Slim acknowledged that the downgrade has consequences for financing perceptions but insisted it did not worry him personally. His intervention matters because it reflects a broader frustration inside Mexico’s business elite: the view that global gatekeepers of credit are undervaluing the structural transformation underway, particularly the nearshoring wave that has funnelled billions of dollars into northern industrial corridors.
The T-MEC review and the exporter liquidity question
The 2026 joint review of the T-MEC trade pact, mandated by the agreement’s sunset clause, is now formally underway. While official communiqués from the three governments have been sparse, several outlets have reported that the review is turning its attention to exporter liquidity — the ability of Mexican manufacturers and agricultural producers to access working capital and trade finance in a tightening global credit environment.
This focus, if confirmed, would represent a significant shift in the review’s traditional emphasis on rules of origin, labour provisions, and dispute-resolution mechanisms. For the thousands of small and medium-sized exporters that form the backbone of Mexico’s integration with United States and Canadian supply chains, liquidity constraints can quickly translate into lost contracts and idle assembly lines.
What the downgrade means for investors and expats
For foreign investors holding Mexican government bonds, the immediate impact is a repricing of risk that pushes yields marginally higher, though the stable outlook has prevented a rout. Corporate borrowers with strong balance sheets, including Slim’s own América Móvil, are likely to retain access to international capital markets at reasonable spreads, but smaller firms without an investment-grade cushion may find dollar-denominated credit more expensive.
Expats and professionals living in Mexico face a more nuanced picture. A sovereign rating one notch above junk does not directly alter day-to-day life, but it can feed into a weaker peso over time, eroding the purchasing power of foreign-currency income and making imported goods pricier.
The Latin America read-through: a region watching Mexico’s next move
Mexico’s downgrade reverberates across Latin America because the country has long been the region’s most reliable large investment-grade sovereign, a benchmark against which Brazil, Colombia, and Chile are measured. A further slip into speculative grade — though not Moody’s base case — would reshape the universe of funds mandated to hold Latin American debt and could trigger a broader repricing of regional risk.
The T-MEC review adds another layer of complexity. If the three North American economies use the review to strengthen trade-finance mechanisms and ease liquidity bottlenecks, Mexico could emerge with a more resilient export sector, partially offsetting the negative signal from Moody’s.
What to watch in the months ahead
The next milestone is the Mexican government’s mid-year fiscal update, which will reveal whether tax revenues are recovering sufficiently to ease the pressure that Moody’s identified.
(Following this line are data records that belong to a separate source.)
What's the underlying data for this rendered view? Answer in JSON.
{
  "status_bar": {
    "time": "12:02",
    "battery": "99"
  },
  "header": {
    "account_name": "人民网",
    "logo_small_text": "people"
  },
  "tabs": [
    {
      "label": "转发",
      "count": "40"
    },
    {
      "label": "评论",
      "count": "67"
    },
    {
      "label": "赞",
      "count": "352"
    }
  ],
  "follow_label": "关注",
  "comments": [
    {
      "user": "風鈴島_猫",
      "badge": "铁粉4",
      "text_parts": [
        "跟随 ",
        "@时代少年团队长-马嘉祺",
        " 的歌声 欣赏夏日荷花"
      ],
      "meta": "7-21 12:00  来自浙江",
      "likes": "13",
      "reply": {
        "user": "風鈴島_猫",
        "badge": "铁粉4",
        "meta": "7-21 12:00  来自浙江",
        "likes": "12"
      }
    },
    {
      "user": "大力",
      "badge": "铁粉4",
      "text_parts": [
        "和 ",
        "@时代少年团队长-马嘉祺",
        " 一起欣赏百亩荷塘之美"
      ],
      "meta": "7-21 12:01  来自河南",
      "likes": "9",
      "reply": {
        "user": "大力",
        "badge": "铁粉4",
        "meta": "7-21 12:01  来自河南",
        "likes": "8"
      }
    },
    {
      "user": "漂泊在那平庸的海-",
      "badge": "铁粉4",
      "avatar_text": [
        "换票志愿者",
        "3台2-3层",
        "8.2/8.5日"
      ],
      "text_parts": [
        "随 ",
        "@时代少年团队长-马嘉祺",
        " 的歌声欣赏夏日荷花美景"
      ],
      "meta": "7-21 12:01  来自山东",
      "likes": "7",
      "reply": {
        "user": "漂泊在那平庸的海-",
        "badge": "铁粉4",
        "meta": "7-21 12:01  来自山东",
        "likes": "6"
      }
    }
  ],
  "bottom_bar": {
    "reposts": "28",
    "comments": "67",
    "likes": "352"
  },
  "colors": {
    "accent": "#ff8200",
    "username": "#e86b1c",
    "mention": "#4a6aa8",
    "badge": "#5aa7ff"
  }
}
Investors should also monitor any joint statement from the T-MEC review parties, particularly language around trade finance and exporter support programmes.
Slim’s public criticism of Moody’s is unlikely to shift the rating in the short term, but it signals that Mexico’s private sector intends to push back forcefully against what it sees as an overly pessimistic assessment. For a country that has bet its economic future on integration with North America, the convergence of a downgrade and a trade-pact review makes the second half of 2026 one of the most consequential periods in recent memory.
Frequently Asked Questions
Why did Moody’s downgrade Mexico’s credit rating in May 2026?
Moody’s cited persistent fiscal weakness, slowing tax-revenue growth, and an economic expansion that consistently trails the country’s potential. The agency cut the rating one notch to Baa3, the lowest investment-grade level, while moving the outlook to stable.
What did Carlos Slim say about the Mexico downgrade?
On May 26, 2026, Slim called the downgrade “irrational,” arguing that ratings agencies do not adequately consider real investment flows and the use of capital in Mexico. He acknowledged the move affects financing perceptions but said it did not worry him personally.
How does the T-MEC review affect Mexican exporters?
The 2026 joint review of the trade pact is examining, among other issues, the liquidity pressures facing Mexican exporters, according to several reports. Tighter global credit conditions could make it harder for small and medium-sized exporters to finance operations, a concern that may feature in the review’s recommendations.